Rapat yang dipimpin Ketua Komisi III Sladauri Kinga tersebut, juga dihadiri langsung oleh Wakil Ketua DPRD Kabupaten Gorontalo Irwan Dai selaku Aleg Dapil Batudaa Cs.
Pada rapat itu Kepala Bidang Bina Marga Dinas PUPR Kabupaten Gorontalo, Ansor Nabu menjelaskan, pekerjaan jalan Iluta-Bilihu berada pada di hutan lindung. Sehingga oleh PPK dihentikan sementara, dikarenakan masih menunggu pengurusan izin pinjam pakai kawasan hutan (IPPKH) di Balai Pemantapan Kawasan Hutan (BPKH) Wilayah XV Gorontalo.
“Pekerjaaan jalan yang didanai dari DAK itu kurang lebih 2.600 meter, dan 2.000 meter berada di hutan lindung. Sehingga saya selaku PPK menghentikan sementara, sambil menunggu IPPKH dari BPKH,” jelas Ansor.
Namun kata Ansor, dalam pengurusan IPPKH pihaknya mengalami kendala. Pasalnya pihak BPKH meminta agar PPK mengurus izin berusaha di kawasan hutan. Sementara menurut Ansor, yang ada pada mereka bukan izin berusaha tapi peningkatan jalan.
“Kami kemarin sudah melakukan koordinasi dengan pihak Kejaksaan, dan hasilnya pihak kejaksaan akan mengundang dinas PU, Lingkungan Hidup, Kehutanan dan BPKH untuk membahas penyelesaian problem ini. Sebab waktu sudah mendesak tapi izinnya belum juga keluar, sementara kita belum bisa masuk dalam pekerjaan itu,” jelas Ansor.
Menanggapi penyampaian Kabid Bina Marga tersebut Irwan Dai menyampaikan, seharunya BPKH melihat kondisi lokasi. Sebab Irwan menduga, BPKH hanya asal membalas surat pemerintah daerah tanpa meninjau lokasi yang ada.
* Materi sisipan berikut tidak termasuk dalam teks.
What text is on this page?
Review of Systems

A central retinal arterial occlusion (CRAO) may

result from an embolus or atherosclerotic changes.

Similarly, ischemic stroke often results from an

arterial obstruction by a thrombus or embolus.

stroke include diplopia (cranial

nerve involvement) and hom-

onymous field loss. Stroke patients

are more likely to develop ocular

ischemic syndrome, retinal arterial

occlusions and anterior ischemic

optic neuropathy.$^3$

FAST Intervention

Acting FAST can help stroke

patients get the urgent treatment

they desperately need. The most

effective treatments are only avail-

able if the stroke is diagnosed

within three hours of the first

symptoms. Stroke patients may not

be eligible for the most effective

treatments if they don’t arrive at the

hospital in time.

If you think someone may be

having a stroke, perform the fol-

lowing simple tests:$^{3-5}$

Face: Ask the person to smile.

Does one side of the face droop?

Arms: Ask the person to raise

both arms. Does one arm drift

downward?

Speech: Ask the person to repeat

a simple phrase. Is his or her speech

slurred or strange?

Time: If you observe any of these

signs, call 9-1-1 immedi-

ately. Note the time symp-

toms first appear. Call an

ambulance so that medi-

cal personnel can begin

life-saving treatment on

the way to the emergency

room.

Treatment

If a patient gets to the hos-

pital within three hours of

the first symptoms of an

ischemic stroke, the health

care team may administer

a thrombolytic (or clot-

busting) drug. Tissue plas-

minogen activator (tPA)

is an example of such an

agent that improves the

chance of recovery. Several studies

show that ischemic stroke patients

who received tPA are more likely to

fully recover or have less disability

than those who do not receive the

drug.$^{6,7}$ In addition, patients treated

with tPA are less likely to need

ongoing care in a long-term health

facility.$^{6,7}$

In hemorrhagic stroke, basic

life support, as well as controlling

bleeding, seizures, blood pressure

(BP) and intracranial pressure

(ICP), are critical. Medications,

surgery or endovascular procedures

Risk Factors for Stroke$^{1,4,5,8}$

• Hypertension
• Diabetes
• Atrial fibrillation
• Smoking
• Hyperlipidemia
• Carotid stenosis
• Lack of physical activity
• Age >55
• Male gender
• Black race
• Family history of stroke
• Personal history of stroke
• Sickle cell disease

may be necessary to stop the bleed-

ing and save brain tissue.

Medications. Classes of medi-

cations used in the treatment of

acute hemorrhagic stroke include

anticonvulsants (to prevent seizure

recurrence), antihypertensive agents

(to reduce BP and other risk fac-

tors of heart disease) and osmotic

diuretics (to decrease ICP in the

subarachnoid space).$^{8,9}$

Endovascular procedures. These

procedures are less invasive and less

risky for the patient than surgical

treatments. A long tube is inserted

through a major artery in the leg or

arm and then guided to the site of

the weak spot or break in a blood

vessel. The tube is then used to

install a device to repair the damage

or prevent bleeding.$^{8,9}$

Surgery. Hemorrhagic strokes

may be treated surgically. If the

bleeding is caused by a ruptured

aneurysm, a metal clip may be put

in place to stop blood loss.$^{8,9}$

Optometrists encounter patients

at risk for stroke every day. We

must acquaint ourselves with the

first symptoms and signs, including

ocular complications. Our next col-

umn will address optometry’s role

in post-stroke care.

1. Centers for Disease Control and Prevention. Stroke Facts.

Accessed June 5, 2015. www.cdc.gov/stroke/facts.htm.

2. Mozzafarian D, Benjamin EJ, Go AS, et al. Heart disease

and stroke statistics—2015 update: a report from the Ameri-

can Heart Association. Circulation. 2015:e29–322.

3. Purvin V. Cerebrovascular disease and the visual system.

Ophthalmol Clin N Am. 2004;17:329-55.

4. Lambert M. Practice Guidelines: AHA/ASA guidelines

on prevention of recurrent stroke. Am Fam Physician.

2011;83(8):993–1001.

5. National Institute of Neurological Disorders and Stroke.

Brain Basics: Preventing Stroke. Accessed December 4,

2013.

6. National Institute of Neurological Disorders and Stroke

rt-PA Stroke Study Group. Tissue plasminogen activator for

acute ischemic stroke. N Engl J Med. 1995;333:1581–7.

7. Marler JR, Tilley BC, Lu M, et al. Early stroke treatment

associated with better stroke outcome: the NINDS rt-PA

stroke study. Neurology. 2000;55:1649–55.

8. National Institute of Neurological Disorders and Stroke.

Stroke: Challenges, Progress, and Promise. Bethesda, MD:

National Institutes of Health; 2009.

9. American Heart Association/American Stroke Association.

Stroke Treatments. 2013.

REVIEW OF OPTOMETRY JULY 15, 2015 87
“Yang kita sesalkan kenapa pekerjaan hari ini terjadi penundaan oleh BPKH, sementara pekerjaan yang terdahulu tidak dipersoalkan oleh mereka. Sebab jalan ini dibuka sejak tahun 1971, dan sudah dimanfaatkan oleh masyarakat. Kenapa setelah mau ditingkatkan oleh pemerintah daerah timbul aturan baru lagi? Ini kan aneh,” keluh Irwan.
Kata Irwan, pekerjaan jalan Iluta-Bilihu oleh pemerintah daerah tidak melakukan pembabatan hutan, tapi memperbaiki jalan yang sejak 50 tahun memang sudah ada.
“Jangan sampai dengan adanya penundaan pekerjaan ini dapat merugikan masyarakat, sebab jalan itu merupakan akses terdekat bagi masyarakat kita menuju ke Kecamatan Biluhu,” tegas Irwan.
“Untuk menyelesaikan perbedaan persepsi terkait pekerjaan ini, saya berharap kepada pemerintah untuk mempercepat rapat koordinasinya dengan pihak kejaksaan dan BPKH. Sehingga permasalahan segera teratasi, dan masyarakat dapat menikmati jalan tersebut,” harap Aleg Golkar ini.